The English Bible is only as good as the English translation. Many English translations were translated from Hebrew to German to English for the old testament and Aramaic to Greek to German, then to English for the New Testament. Ever play telephone? Yeah.

I felt betrayed when I found out the English translation of the Bible exchanged the word for child molester with homosexual. We are on our 4th generation of Bible readers with this error in translation. Look what that’s brought us, Pizza Gate.

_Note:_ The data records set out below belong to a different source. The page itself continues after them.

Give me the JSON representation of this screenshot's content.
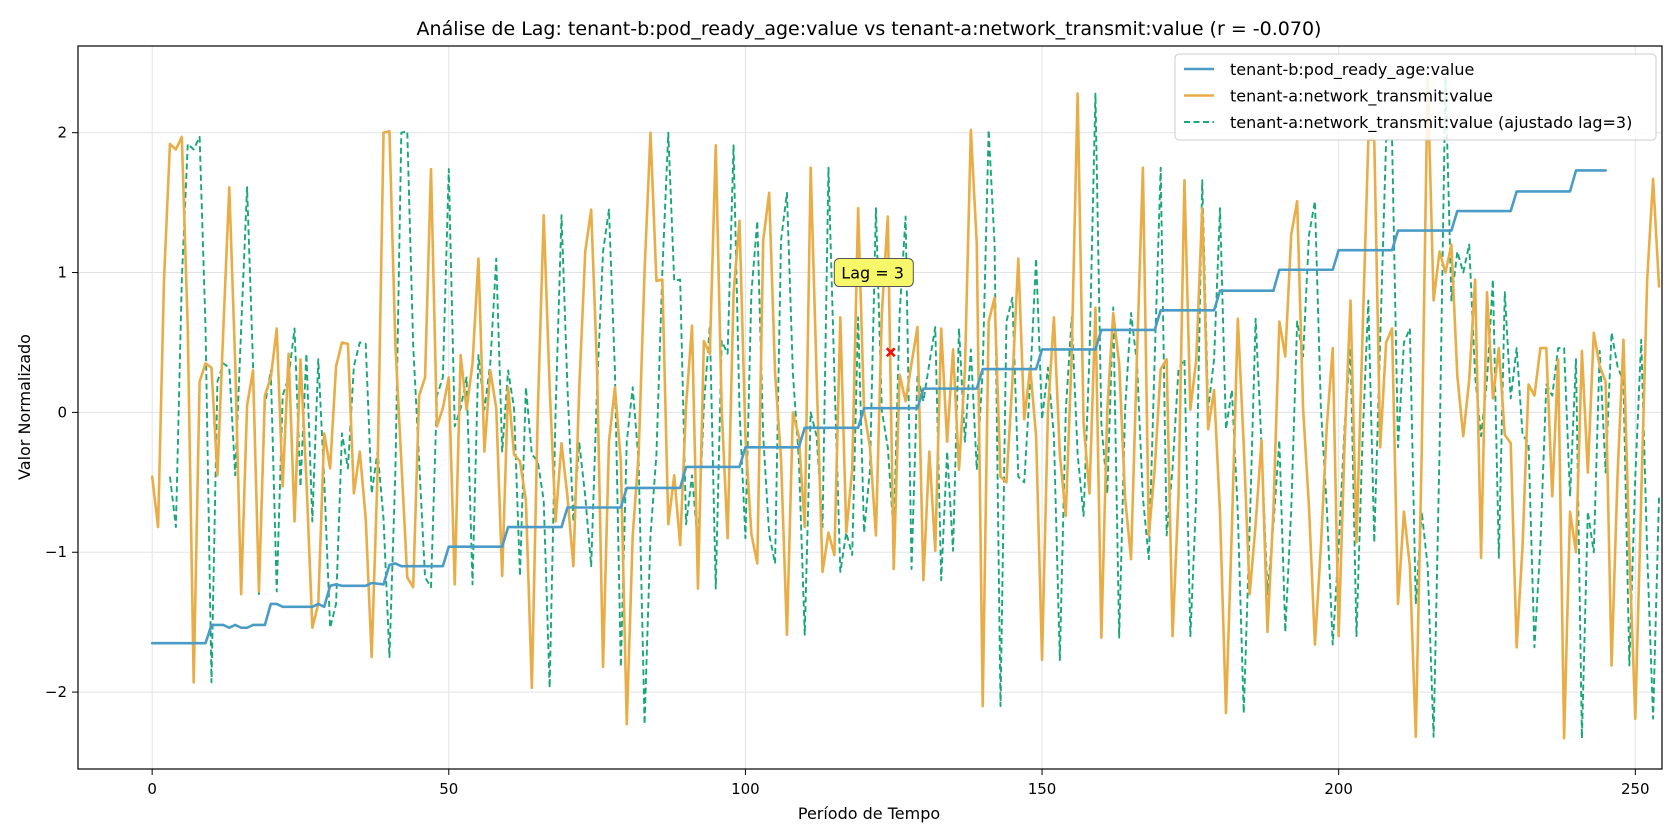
{
  "chart_data": {
    "type": "line",
    "title": "Análise de Lag: tenant-b:pod_ready_age:value vs tenant-a:network_transmit:value (r = -0.070)",
    "xlabel": "Período de Tempo",
    "ylabel": "Valor Normalizado",
    "xlim": [
      -12.5,
      254.5
    ],
    "ylim": [
      -2.55,
      2.62
    ],
    "xticks": [
      0,
      50,
      100,
      150,
      200,
      250
    ],
    "yticks": [
      -2,
      -1,
      0,
      1,
      2
    ],
    "ytick_labels": [
      "−2",
      "−1",
      "0",
      "1",
      "2"
    ],
    "grid": true,
    "legend_position": "top-right",
    "annotation": {
      "text": "Lag = 3",
      "x": 124.5,
      "y": 0.43,
      "text_x": 116.5,
      "text_y": 1.0
    },
    "colors": {
      "series_b": "#4a9cc7",
      "series_a": "#e9ad47",
      "series_shift": "#18a67a",
      "marker": "#ee1111",
      "annot_bg": "#f7f76a"
    },
    "series": [
      {
        "name": "tenant-b:pod_ready_age:value",
        "style": "solid",
        "points": [
          [
            0,
            -1.65
          ],
          [
            9,
            -1.65
          ],
          [
            10,
            -1.52
          ],
          [
            12,
            -1.52
          ],
          [
            13,
            -1.54
          ],
          [
            14,
            -1.52
          ],
          [
            15,
            -1.54
          ],
          [
            16,
            -1.54
          ],
          [
            17,
            -1.52
          ],
          [
            19,
            -1.52
          ],
          [
            20,
            -1.37
          ],
          [
            21,
            -1.37
          ],
          [
            22,
            -1.39
          ],
          [
            27,
            -1.39
          ],
          [
            28,
            -1.37
          ],
          [
            29,
            -1.39
          ],
          [
            30,
            -1.24
          ],
          [
            31,
            -1.23
          ],
          [
            32,
            -1.24
          ],
          [
            36,
            -1.24
          ],
          [
            37,
            -1.22
          ],
          [
            39,
            -1.23
          ],
          [
            40,
            -1.09
          ],
          [
            41,
            -1.08
          ],
          [
            42,
            -1.1
          ],
          [
            49,
            -1.1
          ],
          [
            50,
            -0.96
          ],
          [
            59,
            -0.96
          ],
          [
            60,
            -0.82
          ],
          [
            69,
            -0.82
          ],
          [
            70,
            -0.68
          ],
          [
            79,
            -0.68
          ],
          [
            80,
            -0.54
          ],
          [
            89,
            -0.54
          ],
          [
            90,
            -0.39
          ],
          [
            99,
            -0.39
          ],
          [
            100,
            -0.25
          ],
          [
            109,
            -0.25
          ],
          [
            110,
            -0.11
          ],
          [
            119,
            -0.11
          ],
          [
            120,
            0.03
          ],
          [
            129,
            0.03
          ],
          [
            130,
            0.17
          ],
          [
            139,
            0.17
          ],
          [
            140,
            0.31
          ],
          [
            149,
            0.31
          ],
          [
            150,
            0.45
          ],
          [
            159,
            0.45
          ],
          [
            160,
            0.59
          ],
          [
            169,
            0.59
          ],
          [
            170,
            0.73
          ],
          [
            179,
            0.73
          ],
          [
            180,
            0.87
          ],
          [
            189,
            0.87
          ],
          [
            190,
            1.02
          ],
          [
            199,
            1.02
          ],
          [
            200,
            1.16
          ],
          [
            209,
            1.16
          ],
          [
            210,
            1.3
          ],
          [
            219,
            1.3
          ],
          [
            220,
            1.44
          ],
          [
            229,
            1.44
          ],
          [
            230,
            1.58
          ],
          [
            239,
            1.58
          ],
          [
            240,
            1.73
          ],
          [
            245,
            1.73
          ]
        ]
      },
      {
        "name": "tenant-a:network_transmit:value",
        "style": "solid",
        "y": [
          -0.46,
          -0.82,
          0.95,
          1.92,
          1.88,
          1.97,
          0.6,
          -1.93,
          0.22,
          0.35,
          0.32,
          -0.45,
          0.6,
          1.61,
          0.35,
          -1.3,
          0.05,
          0.3,
          -1.28,
          0.12,
          0.25,
          0.6,
          -0.53,
          0.42,
          -0.78,
          0.38,
          -0.48,
          -1.54,
          -1.37,
          -0.15,
          -0.4,
          0.33,
          0.5,
          0.49,
          -0.58,
          -0.28,
          -0.76,
          -1.75,
          -0.42,
          2.0,
          2.01,
          0.48,
          -0.35,
          -1.18,
          -1.25,
          0.12,
          0.25,
          1.74,
          -0.1,
          0.03,
          0.25,
          -1.23,
          0.41,
          0.02,
          0.35,
          1.1,
          -0.28,
          0.3,
          0.03,
          -1.17,
          0.18,
          -0.3,
          -0.35,
          -0.63,
          -1.97,
          0.0,
          1.41,
          0.18,
          -0.78,
          -0.22,
          -0.6,
          -1.1,
          0.18,
          1.15,
          1.45,
          0.3,
          -1.82,
          -0.21,
          0.18,
          -0.35,
          -2.23,
          -0.88,
          -0.3,
          1.01,
          2.0,
          0.94,
          0.95,
          -0.8,
          -0.45,
          -0.95,
          0.05,
          0.62,
          -1.26,
          0.51,
          0.42,
          1.91,
          0.02,
          -0.9,
          0.85,
          1.37,
          -0.17,
          -0.87,
          -1.08,
          1.23,
          1.57,
          0.28,
          -0.33,
          -1.59,
          0.0,
          -0.17,
          -0.82,
          1.75,
          0.26,
          -1.14,
          -0.86,
          -1.02,
          0.68,
          -0.86,
          -0.41,
          1.46,
          0.01,
          -0.25,
          -0.88,
          0.71,
          1.4,
          -1.12,
          0.27,
          0.08,
          0.35,
          0.61,
          -1.2,
          -0.28,
          -0.99,
          0.6,
          -0.21,
          0.45,
          -0.41,
          0.3,
          2.02,
          1.2,
          -2.1,
          0.65,
          0.82,
          -0.46,
          -0.5,
          0.22,
          1.1,
          -0.05,
          0.32,
          -0.17,
          -1.77,
          0.01,
          0.68,
          -0.3,
          -0.74,
          0.42,
          2.28,
          -0.08,
          -0.58,
          0.75,
          -1.61,
          0.02,
          0.71,
          0.35,
          -0.61,
          -1.05,
          0.4,
          1.75,
          -0.88,
          -0.4,
          0.31,
          0.38,
          -1.6,
          -0.6,
          1.66,
          0.02,
          0.38,
          1.46,
          -0.12,
          0.16,
          -0.72,
          -2.15,
          -0.83,
          0.67,
          -0.24,
          -1.3,
          -0.8,
          -0.2,
          -1.57,
          -0.7,
          0.65,
          0.4,
          1.27,
          1.51,
          0.03,
          -0.68,
          -1.66,
          -0.96,
          -0.1,
          0.46,
          -1.6,
          -0.22,
          0.8,
          -0.93,
          0.52,
          1.95,
          1.95,
          -0.25,
          0.5,
          0.6,
          -1.37,
          -0.71,
          -1.1,
          -2.32,
          -0.28,
          2.4,
          0.8,
          1.15,
          1.0,
          1.2,
          0.26,
          -0.17,
          0.23,
          0.95,
          -1.04,
          0.86,
          0.1,
          0.46,
          -0.16,
          -0.22,
          -1.68,
          -0.95,
          0.2,
          0.12,
          0.46,
          0.46,
          -0.6,
          0.38,
          -2.33,
          -0.71,
          -1.0,
          0.44,
          -0.43,
          0.57,
          0.33,
          0.22,
          -1.81,
          -0.46,
          0.52,
          -1.0,
          -2.19,
          -0.6,
          0.95,
          1.67,
          0.9
        ]
      },
      {
        "name": "tenant-a:network_transmit:value (ajustado lag=3)",
        "style": "dashed",
        "offset": 3,
        "y": [
          -0.46,
          -0.82,
          0.95,
          1.92,
          1.88,
          1.97,
          0.6,
          -1.93,
          0.22,
          0.35,
          0.32,
          -0.45,
          0.6,
          1.61,
          0.35,
          -1.3,
          0.05,
          0.3,
          -1.28,
          0.12,
          0.25,
          0.6,
          -0.53,
          0.42,
          -0.78,
          0.38,
          -0.48,
          -1.54,
          -1.37,
          -0.15,
          -0.4,
          0.33,
          0.5,
          0.49,
          -0.58,
          -0.28,
          -0.76,
          -1.75,
          -0.42,
          2.0,
          2.01,
          0.48,
          -0.35,
          -1.18,
          -1.25,
          0.12,
          0.25,
          1.74,
          -0.1,
          0.03,
          0.25,
          -1.23,
          0.41,
          0.02,
          0.35,
          1.1,
          -0.28,
          0.3,
          0.03,
          -1.17,
          0.18,
          -0.3,
          -0.35,
          -0.63,
          -1.97,
          0.0,
          1.41,
          0.18,
          -0.78,
          -0.22,
          -0.6,
          -1.1,
          0.18,
          1.15,
          1.45,
          0.3,
          -1.82,
          -0.21,
          0.18,
          -0.35,
          -2.23,
          -0.88,
          -0.3,
          1.01,
          2.0,
          0.94,
          0.95,
          -0.8,
          -0.45,
          -0.95,
          0.05,
          0.62,
          -1.26,
          0.51,
          0.42,
          1.91,
          0.02,
          -0.9,
          0.85,
          1.37,
          -0.17,
          -0.87,
          -1.08,
          1.23,
          1.57,
          0.28,
          -0.33,
          -1.59,
          0.0,
          -0.17,
          -0.82,
          1.75,
          0.26,
          -1.14,
          -0.86,
          -1.02,
          0.68,
          -0.86,
          -0.41,
          1.46,
          0.01,
          -0.25,
          -0.88,
          0.71,
          1.4,
          -1.12,
          0.27,
          0.08,
          0.35,
          0.61,
          -1.2,
          -0.28,
          -0.99,
          0.6,
          -0.21,
          0.45,
          -0.41,
          0.3,
          2.02,
          1.2,
          -2.1,
          0.65,
          0.82,
          -0.46,
          -0.5,
          0.22,
          1.1,
          -0.05,
          0.32,
          -0.17,
          -1.77,
          0.01,
          0.68,
          -0.3,
          -0.74,
          0.42,
          2.28,
          -0.08,
          -0.58,
          0.75,
          -1.61,
          0.02,
          0.71,
          0.35,
          -0.61,
          -1.05,
          0.4,
          1.75,
          -0.88,
          -0.4,
          0.31,
          0.38,
          -1.6,
          -0.6,
          1.66,
          0.02,
          0.38,
          1.46,
          -0.12,
          0.16,
          -0.72,
          -2.15,
          -0.83,
          0.67,
          -0.24,
          -1.3,
          -0.8,
          -0.2,
          -1.57,
          -0.7,
          0.65,
          0.4,
          1.27,
          1.51,
          0.03,
          -0.68,
          -1.66,
          -0.96,
          -0.1,
          0.46,
          -1.6,
          -0.22,
          0.8,
          -0.93,
          0.52,
          1.95,
          1.95,
          -0.25,
          0.5,
          0.6,
          -1.37,
          -0.71,
          -1.1,
          -2.32,
          -0.28,
          2.4,
          0.8,
          1.15,
          1.0,
          1.2,
          0.26,
          -0.17,
          0.23,
          0.95,
          -1.04,
          0.86,
          0.1,
          0.46,
          -0.16,
          -0.22,
          -1.68,
          -0.95,
          0.2,
          0.12,
          0.46,
          0.46,
          -0.6,
          0.38,
          -2.33,
          -0.71,
          -1.0,
          0.44,
          -0.43,
          0.57,
          0.33,
          0.22,
          -1.81,
          -0.46,
          0.52,
          -1.0,
          -2.19,
          -0.6
        ]
      }
    ]
  }
}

Every time I see or hear about purity rings I think of Lot and his daughters.

Focusing on a 10 or 13 year old’s sex life is … well inappropriate hardly covers it, it’s totally sick. 10 year olds don’t need to think about sex or marriage. Why are we placing these creepy rings on their fingers?

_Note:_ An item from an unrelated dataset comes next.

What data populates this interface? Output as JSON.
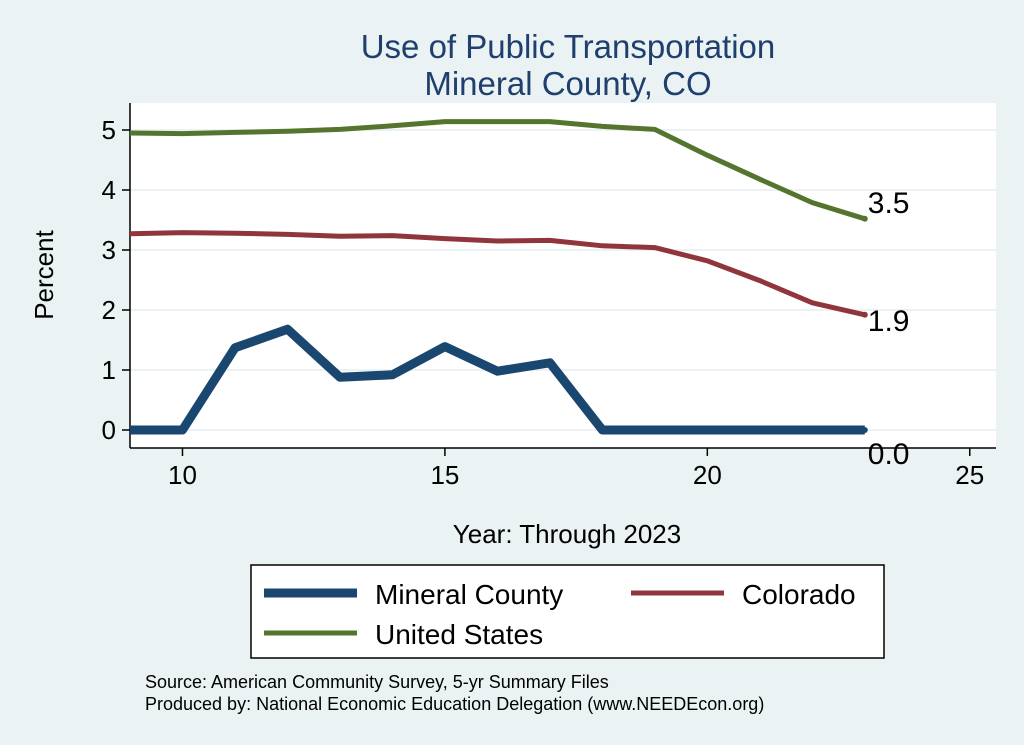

You know, that story about Lot doesn’t really hold up. Lot had to know what he was doing if he had drank that much wine, he wouldn’t have been able to get it up. I think he used alcohol as a cover.

A close friend of mine went to a Focus on the Family Associated mental health therapist after she had been raped. To her horror, the therapist insisted upon praying for her forgiveness for having committed adultery. To this day, she shakes every time anyone mentions Focus on the Family.

“It’s like they wanted me to die trying to have this doomed baby!” said a work friend when she came back to work after being treated for an ectopic pregnancy. She said it was a relief to come back to work as all her in-laws keep “forgiving” her for having had an abortion.

People like having sex. They are not going to stop having sex. It’s better to plan for healthy sex and use effective birth control and condoms to prevent STDs than not. So, if sex is a sin (and I don’t think it is) then, plan it. Go all in and have healthy, consensual, protected sex.

How is it acceptable to force a 12 year old girl to carry a pregnancy to term when she has no capacity to consent to sex? Why would we force her to carry a high risk pregnancy to term when it carries a much higher risk of killing her?

I don’t resent public spending on SNAP, Medicaid, or student loan forgiveness. It’s an added bonus to see my tax dollars doing God’s work.

Using less fossil fuels and going with renewable electric just means we are exercising good stewardship of the Earth.

When I hear the GOP’s Rick Scott talk about sundowning Medicare and Social Security, I hear his worship of Mammon.

In fact, any time I hear just about any GOP talking point about taxes or social spending I hear them worshipping Mammon.

When I hear people deny climate change, I wonder about their stewardship skills.

The current U.S. tax code rewards avarice.